Esta não merece resposta. Se nesta altura do campeonato, o Deputado João Melo, considera que o exercício de um direito fundamental como o direito à manifestação, ou o direito à greve, é uma chantagem, então ainda não considera que os angolanos são livres e independentes! Terá de aguardar pela próxima revolução!

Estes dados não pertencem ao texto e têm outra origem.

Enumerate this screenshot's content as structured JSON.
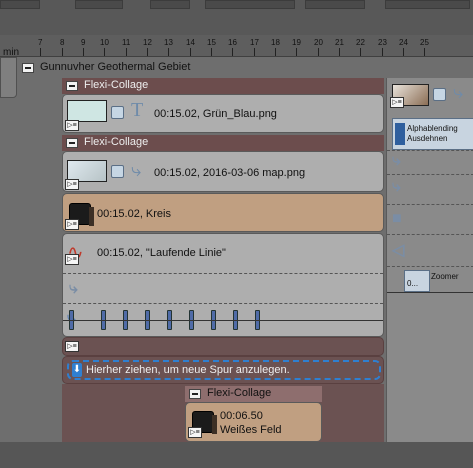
{
  "ruler": {
    "unit_label": "min",
    "ticks": [
      "7",
      "8",
      "9",
      "10",
      "11",
      "12",
      "13",
      "14",
      "15",
      "16",
      "17",
      "18",
      "19",
      "20",
      "21",
      "22",
      "23",
      "24",
      "25"
    ]
  },
  "project": {
    "title": "Gunnuvher Geothermal Gebiet"
  },
  "collage1": {
    "title": "Flexi-Collage",
    "clip": "00:15.02, Grün_Blau.png"
  },
  "collage2": {
    "title": "Flexi-Collage",
    "clip_map": "00:15.02, 2016-03-06 map.png",
    "clip_kreis": "00:15.02, Kreis",
    "clip_line": "00:15.02, \"Laufende Linie\""
  },
  "droptarget": {
    "label": "Hierher ziehen, um neue Spur anzulegen."
  },
  "collage3": {
    "title": "Flexi-Collage",
    "time": "00:06.50",
    "name": "Weißes Feld"
  },
  "rightpanel": {
    "alpha_line1": "Alphablending",
    "alpha_line2": "Ausdehnen",
    "zoom_label": "Zoomer",
    "zoom_value": "0..."
  },
  "colors": {
    "clip_gray": "#aeaeae",
    "clip_tan": "#c09f81",
    "collage_rose": "#6b5252",
    "drop_border": "#2f7fd0"
  }
}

Em síntese, se através do Semanário Angolense, o regime pretendeu lançar a ideia de que as eleições da mudança são adiáveis, ao Deputado João Melo coube a proeza de mais uma vez transformar a vítima em ofensor. Se no passado o regime do MPLA utilizava as técnicas de comunicação para transformar mentiras absurdas em verdades e formatar mentes incautas, hoje pretende fazer o mesmo contando com as mesmas pessoas e utilizando as mesmas técnicas. É como dizia uma gravação que ouvi há dias: “estes tipos não mudam”!
*Jurista

Um comentário:

  1. medianteb os relatos e a coragem dos patriotas do folha 8 na luta da democracia em angola desejovos sorte e a nao preceguicao. bem eu tenho um alento a deixar olha no principio do mes de marco inagorou-se a missao adeventista do BONGO no HUAMBO no municipio do LONGONJO,para minha surpresa e que depois de um mes os alunos continuam sem professres, as unicas aulas pra esses cidadao sera apenas a resa do pai nosso. que angola e essa? sera isso corecto? e os encarregados que enviaram os seus popilos sabem disso? SE O GOVERNADOR DA PROVINCIA DO HUAMBO E QUEM INAGOROU SABE DESTE PROMENOR? se sabe ou nao aqueles estudantes estao condenados a bebedeira e a prostituicao se entendem a sutilesa. outro facto que se coloca consiste no facto dos professores que estavam pra se apresentar sao funcionarios publicos que vao para la sem onorarios. Ainda assim a qualidade de ensino que tanto se fala desses centros religiosos estaria preservada?. contudo meus senhores, minhas senhoras, angolanos e todo resto vao la ver a realidade, de mais UM enganador que quer ser rico sem esforcos. esse e o meu descontentamento e espero que isso possa passar em todos que lutam pela igualdade de direitos e deveres em angola, que a paz esteja com todos os angolanos.